Tolosa was among the defense lawyers for United States Marine Joseph Scott Pemberton, who was tried for the October 2014 killing of Filipino transgender woman Jennifer Laude in Olongapo City. During the proceedings, Tolosa served as a spokesperson for Pemberton's defense team and commented publicly on developments in the case, including the defense's unsuccessful bid to have the charge dismissed and, later, its confidence in an eventual acquittal following Pemberton's conviction. In December 2015, the Olongapo City Regional Trial Court found Pemberton guilty of homicide, rather than the more serious charge of murder, and sentenced him to six to twelve years' imprisonment.

He also represented the broadcast network TV5 in seeking court relief after the Movie and Television Review and Classification Board suspended the airing of the Tulfo brothers' program "T3" in 2012.

== 2026 impeachment trial of Vice President Sara Duterte ==

On June 22, 2026, Batangas Representative Gerville Luistro, introduced Tolosa as the legal spokesperson for the House prosecution panel in the impeachment trial of Vice President Sara Duterte before the Senate.
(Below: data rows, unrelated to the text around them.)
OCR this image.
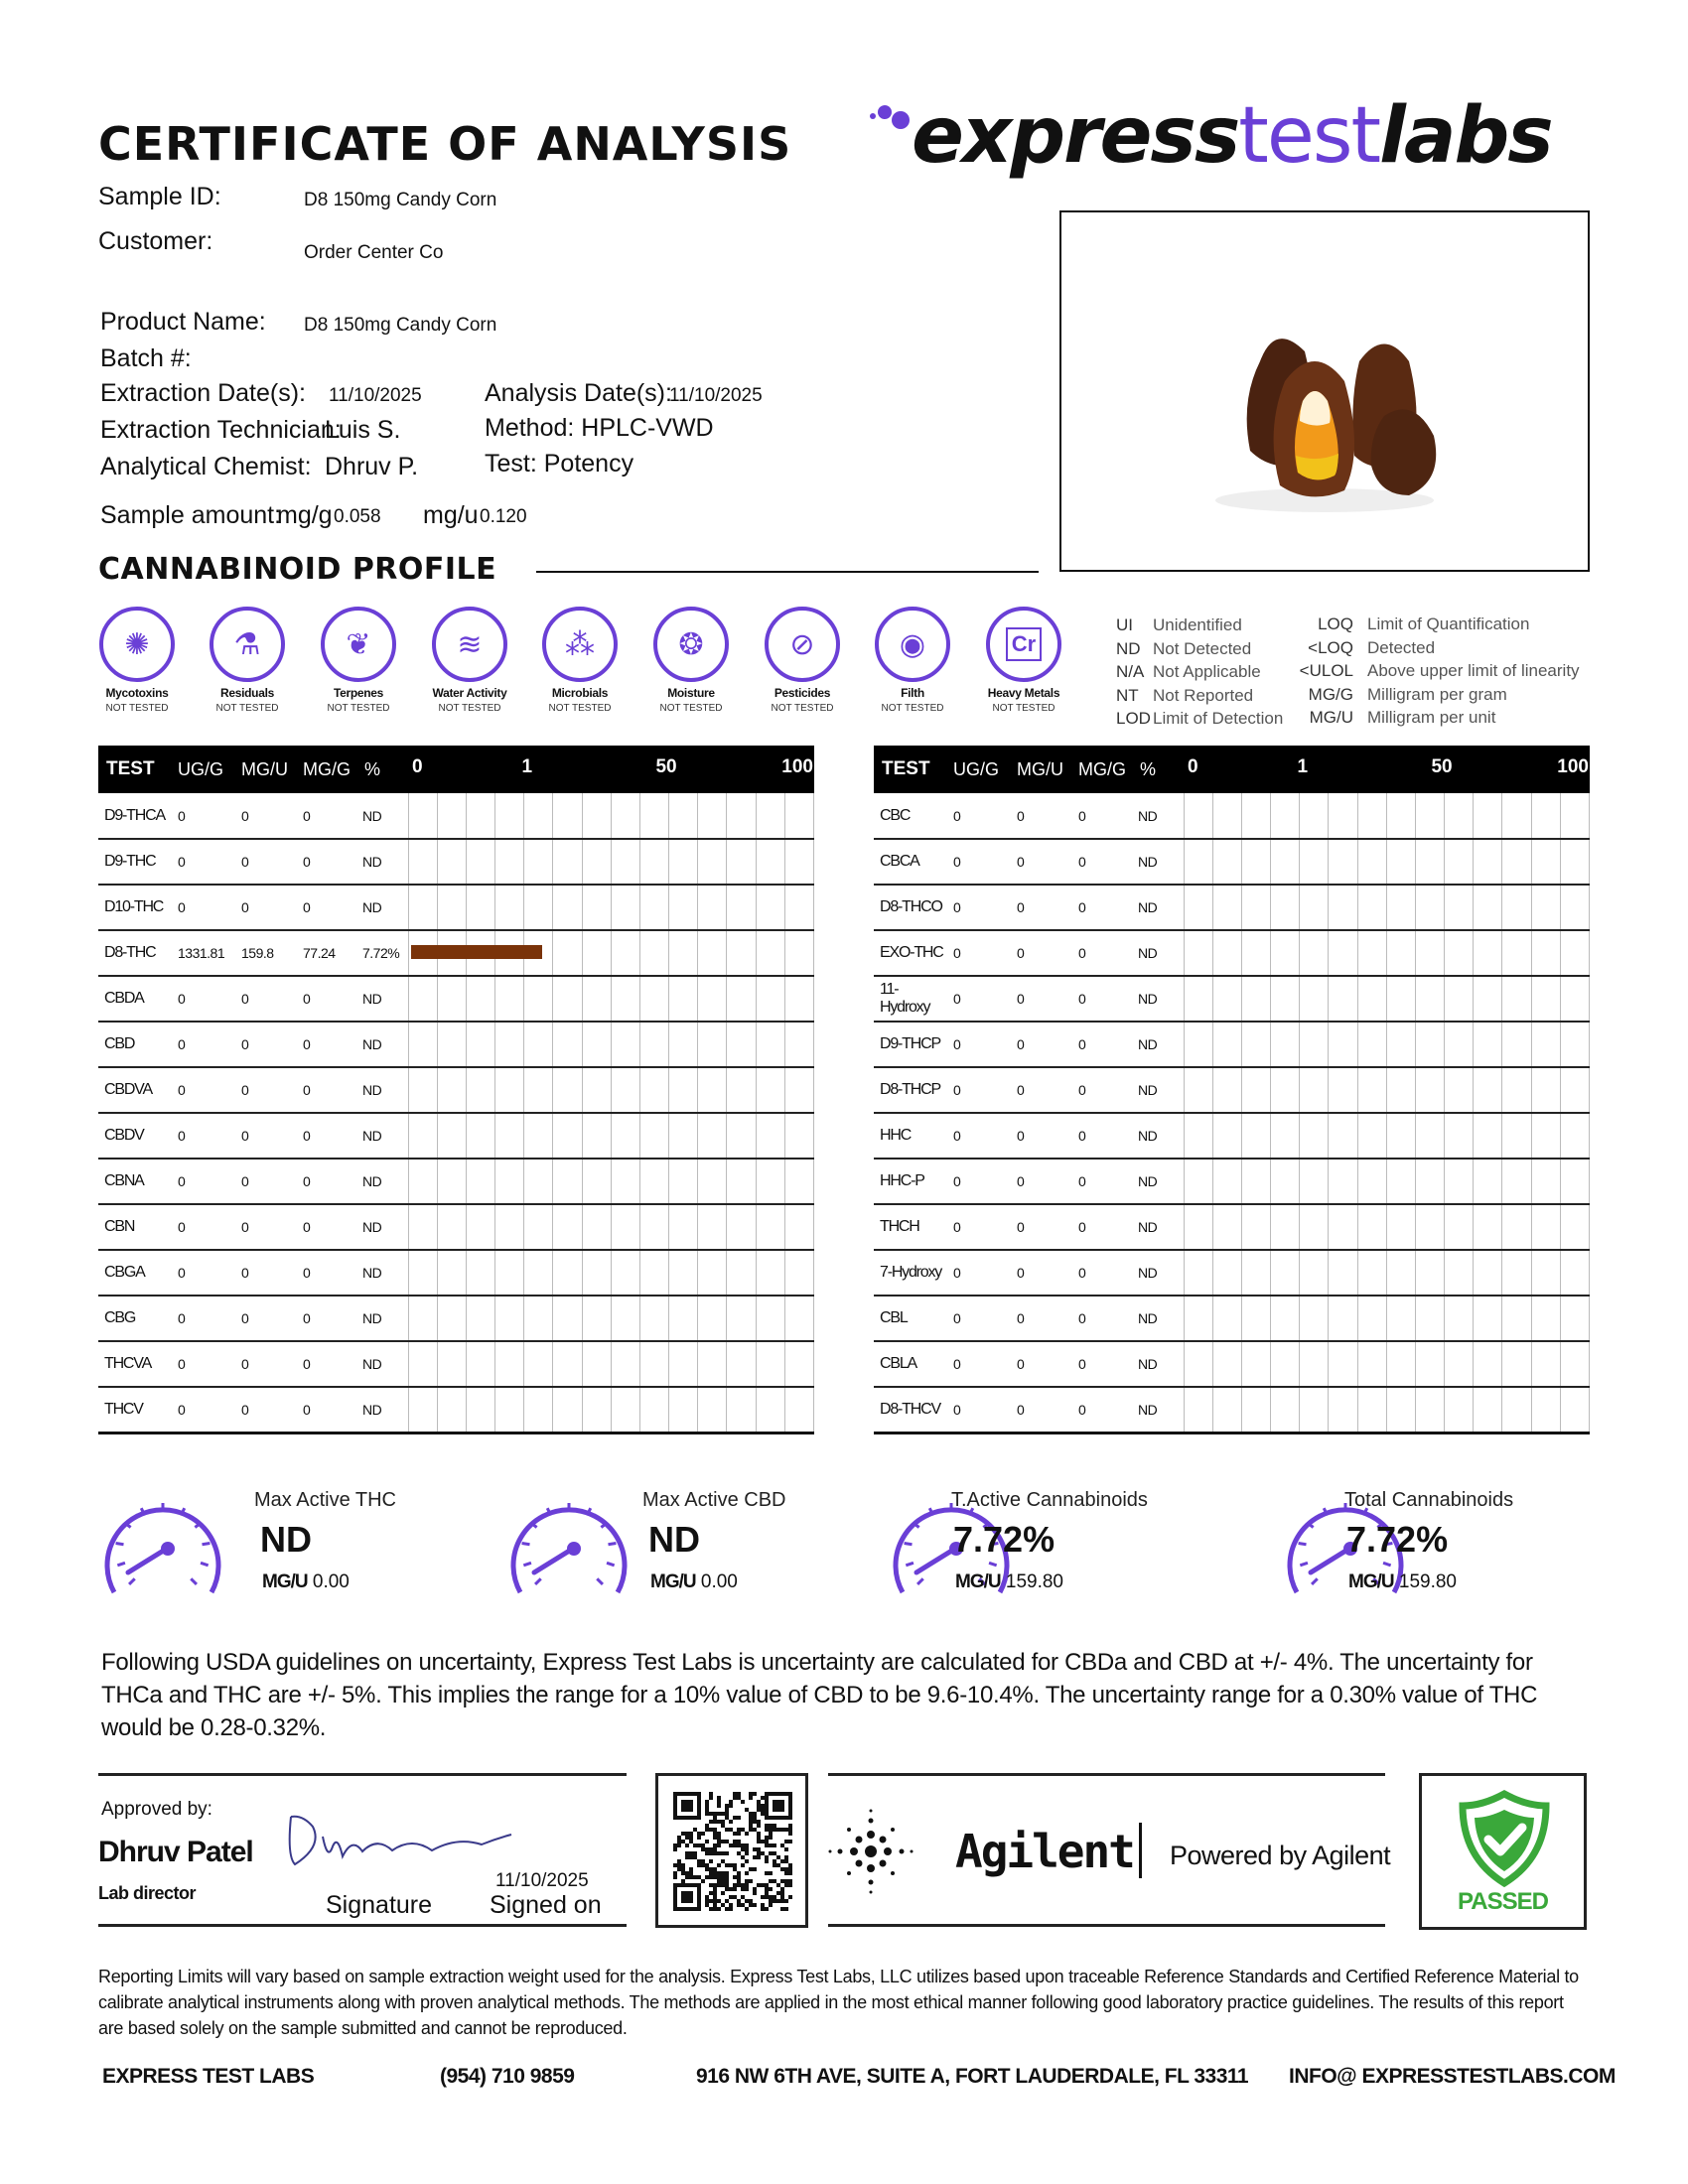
CERTIFICATE OF ANALYSIS expresstestlabs
Sample ID:	D8 150mg Candy Corn
Customer:	Order Center Co
Product Name: D8 150mg Candy Corn
Batch #:
Extraction Date(s): 11/10/2025	Analysis Date(s):
11/10/2025
Extraction Technician:
Luis S.	Method: HPLC-VWD
Analytical Chemist: Dhruv P.	Test: Potency
Sample amount:
mg/g 0.058 mg/u 0.120
CANNABINOID PROFILE
✺
Mycotoxins
NOT TESTED
⚗
Residuals
NOT TESTED
❦
Terpenes
NOT TESTED
≋
Water Activity
NOT TESTED
⁂
Microbials
NOT TESTED
❂
Moisture
NOT TESTED
⊘
Pesticides
NOT TESTED
◉
Filth
NOT TESTED
Cr
Heavy Metals
NOT TESTED
UI Unidentified
ND Not Detected
N/A Not Applicable
NT Not Reported
LOD Limit of Detection
LOQ Limit of Quantification
<LOQ Detected
<ULOL Above upper limit of linearity
MG/G Milligram per gram
MG/U Milligram per unit
TEST	UG/G	MG/U	MG/G	%	0 1 50 100

D9-THCA	0	0	0	ND	

D9-THC	0	0	0	ND	

D10-THC	0	0	0	ND	

D8-THC	1331.81	159.8	77.24	7.72%	

CBDA	0	0	0	ND	

CBD	0	0	0	ND	

CBDVA	0	0	0	ND	

CBDV	0	0	0	ND	

CBNA	0	0	0	ND	

CBN	0	0	0	ND	

CBGA	0	0	0	ND	

CBG	0	0	0	ND	

THCVA	0	0	0	ND	

THCV	0	0	0	ND	
TEST	UG/G	MG/U	MG/G	%	0 1 50 100

CBC	0	0	0	ND	

CBCA	0	0	0	ND	

D8-THCO	0	0	0	ND	

EXO-THC	0	0	0	ND	

11-Hydroxy	0	0	0	ND	

D9-THCP	0	0	0	ND	

D8-THCP	0	0	0	ND	

HHC	0	0	0	ND	

HHC-P	0	0	0	ND	

THCH	0	0	0	ND	

7-Hydroxy	0	0	0	ND	

CBL	0	0	0	ND	

CBLA	0	0	0	ND	

D8-THCV	0	0	0	ND	
Max Active THC
ND
MG/U 0.00
Max Active CBD
ND
MG/U 0.00
T.Active Cannabinoids
7.72%
MG/U 159.80
Total Cannabinoids
7.72%
MG/U 159.80
Following USDA guidelines on uncertainty, Express Test Labs is uncertainty are calculated for CBDa and CBD at +/- 4%. The uncertainty for THCa and THC are +/- 5%. This implies the range for a 10% value of CBD to be 9.6-10.4%. The uncertainty range for a 0.30% value of THC would be 0.28-0.32%.
Approved by:
Dhruv Patel
Lab director	Signature
11/10/2025
Signed on
Agilent Powered by Agilent
PASSED
Reporting Limits will vary based on sample extraction weight used for the analysis. Express Test Labs, LLC utilizes based upon traceable Reference Standards and Certified Reference Material to calibrate analytical instruments along with proven analytical methods. The methods are applied in the most ethical manner following good laboratory practice guidelines. The results of this report are based solely on the sample submitted and cannot be reproduced.
EXPRESS TEST LABS	(954) 710 9859	916 NW 6TH AVE, SUITE A, FORT LAUDERDALE, FL 33311 INFO@ EXPRESSTESTLABS.COM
In that role, Tolosa was tasked with articulating the prosecution's legal arguments and explaining developments in the proceedings to the media and the general public. He described the impeachment trial as a pivotal constitutional proceeding and one of the most important accountability mechanisms for public officials under the Philippine Constitution. He served alongside House-designated trial spokespersons Lanao del Sur 1st District Representative Zia Alonto Adiong and Kabataan Representative Renee Co.